Instructor:These are the three places I would always start if I found any problems. That's the coordinator pattern in a nutshell. Static routing dies. The LLM dispatches. Your agent descriptions become your routing code. Design them carefully. Remember the three checks I mentioned. And remember one thing: the coordinator dispatches. It doesn't synthesize. That's the USP of the pattern. Next up, we'll discuss agent-as-tool, where the primary agent keeps full control, and you'll see that in the next video.
Learning Objectives4
Describe how the coordinator pattern enables dynamic task routing via LLM-driven delegation
Implement a coordinator with specialist sub-agents using ADK's transfer_to_agent mechanism
Design agent descriptions that enable accurate LLM-driven routing decisions
Evaluate coordinator routing overhead and debug misrouting failures
Q&A
Q & A
Q
How does the coordinator know which specialist to route to?
The coordinator's LLM reads the description field of each sub-agent and matches it against the user's request. ADK automatically generates a transfer_to_agent function that the LLM can call with the target agent's name. Clear, specific descriptions are essential for accurate routing.
Q
What happens if the coordinator routes to the wrong specialist?

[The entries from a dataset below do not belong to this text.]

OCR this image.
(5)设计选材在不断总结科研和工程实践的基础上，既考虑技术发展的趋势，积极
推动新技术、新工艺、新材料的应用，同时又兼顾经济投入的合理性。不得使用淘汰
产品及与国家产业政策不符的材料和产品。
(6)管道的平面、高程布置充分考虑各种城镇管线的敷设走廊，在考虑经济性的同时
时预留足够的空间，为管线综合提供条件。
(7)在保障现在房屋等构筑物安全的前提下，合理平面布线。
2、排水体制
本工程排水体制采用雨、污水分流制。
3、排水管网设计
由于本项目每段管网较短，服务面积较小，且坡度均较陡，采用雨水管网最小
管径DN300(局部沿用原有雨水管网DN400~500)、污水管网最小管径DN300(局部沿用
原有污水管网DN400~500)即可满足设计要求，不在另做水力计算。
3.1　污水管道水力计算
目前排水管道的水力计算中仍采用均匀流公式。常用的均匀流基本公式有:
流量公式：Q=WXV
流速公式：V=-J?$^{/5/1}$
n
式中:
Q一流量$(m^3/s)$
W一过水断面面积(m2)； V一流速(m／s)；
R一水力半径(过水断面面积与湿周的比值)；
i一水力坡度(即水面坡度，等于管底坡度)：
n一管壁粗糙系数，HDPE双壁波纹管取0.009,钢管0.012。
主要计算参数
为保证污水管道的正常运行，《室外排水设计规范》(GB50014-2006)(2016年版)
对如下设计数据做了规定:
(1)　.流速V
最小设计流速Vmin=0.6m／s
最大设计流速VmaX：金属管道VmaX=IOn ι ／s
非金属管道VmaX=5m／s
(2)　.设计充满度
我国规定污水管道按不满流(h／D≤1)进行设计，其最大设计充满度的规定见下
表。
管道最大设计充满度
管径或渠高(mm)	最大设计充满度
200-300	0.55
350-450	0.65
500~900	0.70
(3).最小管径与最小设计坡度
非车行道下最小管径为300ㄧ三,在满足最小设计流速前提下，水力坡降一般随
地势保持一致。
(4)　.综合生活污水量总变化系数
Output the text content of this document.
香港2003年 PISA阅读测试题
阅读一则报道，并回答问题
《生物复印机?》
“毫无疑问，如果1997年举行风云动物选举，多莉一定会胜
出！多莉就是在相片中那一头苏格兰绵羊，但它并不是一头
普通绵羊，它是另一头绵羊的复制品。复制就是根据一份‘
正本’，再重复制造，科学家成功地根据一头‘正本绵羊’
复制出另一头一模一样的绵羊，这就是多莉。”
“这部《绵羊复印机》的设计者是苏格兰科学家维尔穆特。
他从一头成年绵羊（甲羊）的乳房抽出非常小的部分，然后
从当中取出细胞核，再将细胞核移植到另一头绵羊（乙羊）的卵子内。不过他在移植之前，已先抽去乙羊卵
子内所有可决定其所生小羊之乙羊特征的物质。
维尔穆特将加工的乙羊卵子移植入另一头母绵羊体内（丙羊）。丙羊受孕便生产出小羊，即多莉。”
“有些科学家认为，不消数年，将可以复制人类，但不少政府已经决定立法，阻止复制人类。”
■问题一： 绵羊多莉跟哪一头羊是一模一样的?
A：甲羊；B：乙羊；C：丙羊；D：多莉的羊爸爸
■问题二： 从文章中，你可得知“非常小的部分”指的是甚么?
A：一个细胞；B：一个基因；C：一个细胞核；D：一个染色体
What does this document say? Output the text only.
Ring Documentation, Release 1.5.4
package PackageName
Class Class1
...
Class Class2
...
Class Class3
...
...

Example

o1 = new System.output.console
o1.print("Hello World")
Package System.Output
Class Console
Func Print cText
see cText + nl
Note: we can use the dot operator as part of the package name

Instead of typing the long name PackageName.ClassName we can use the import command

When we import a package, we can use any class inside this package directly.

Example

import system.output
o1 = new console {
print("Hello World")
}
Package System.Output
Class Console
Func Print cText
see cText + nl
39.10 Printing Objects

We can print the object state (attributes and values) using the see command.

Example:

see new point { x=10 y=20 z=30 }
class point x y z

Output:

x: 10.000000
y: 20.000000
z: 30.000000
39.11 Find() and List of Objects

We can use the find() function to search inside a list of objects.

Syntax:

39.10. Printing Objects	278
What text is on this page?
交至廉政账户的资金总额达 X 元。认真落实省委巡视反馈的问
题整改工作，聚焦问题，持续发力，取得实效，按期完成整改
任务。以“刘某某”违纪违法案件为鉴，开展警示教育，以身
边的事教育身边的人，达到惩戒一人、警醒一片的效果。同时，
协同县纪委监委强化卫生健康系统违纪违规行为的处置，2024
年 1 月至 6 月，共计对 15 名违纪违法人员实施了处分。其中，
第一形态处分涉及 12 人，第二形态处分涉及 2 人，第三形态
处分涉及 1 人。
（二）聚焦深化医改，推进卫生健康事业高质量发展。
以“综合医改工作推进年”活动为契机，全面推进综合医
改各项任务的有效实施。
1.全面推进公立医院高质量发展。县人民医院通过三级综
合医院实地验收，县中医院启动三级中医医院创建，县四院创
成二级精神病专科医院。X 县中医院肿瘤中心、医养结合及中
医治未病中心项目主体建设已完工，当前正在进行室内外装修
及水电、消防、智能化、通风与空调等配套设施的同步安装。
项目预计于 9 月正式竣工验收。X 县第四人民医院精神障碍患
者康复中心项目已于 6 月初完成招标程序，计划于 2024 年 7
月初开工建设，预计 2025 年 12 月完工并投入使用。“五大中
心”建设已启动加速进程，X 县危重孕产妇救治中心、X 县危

The specialist processes the request in its own domain and returns an answer that may not match the user's intent. To debug: check if specialist descriptions overlap, verify the coordinator's instruction mentions all agents, and inspect the LLM trace to see which transfer_to_agent call was generated.
Q
Can the coordinator route to multiple specialists for one request?
In ADK's default behavior, a coordinator transfers to one specialist per turn. For multi-domain requests, you can either design a specialist that is itself a SequentialAgent or ParallelAgent (hierarchical composition), or use the agent-as-tool pattern where the primary agent calls multiple tools in sequence.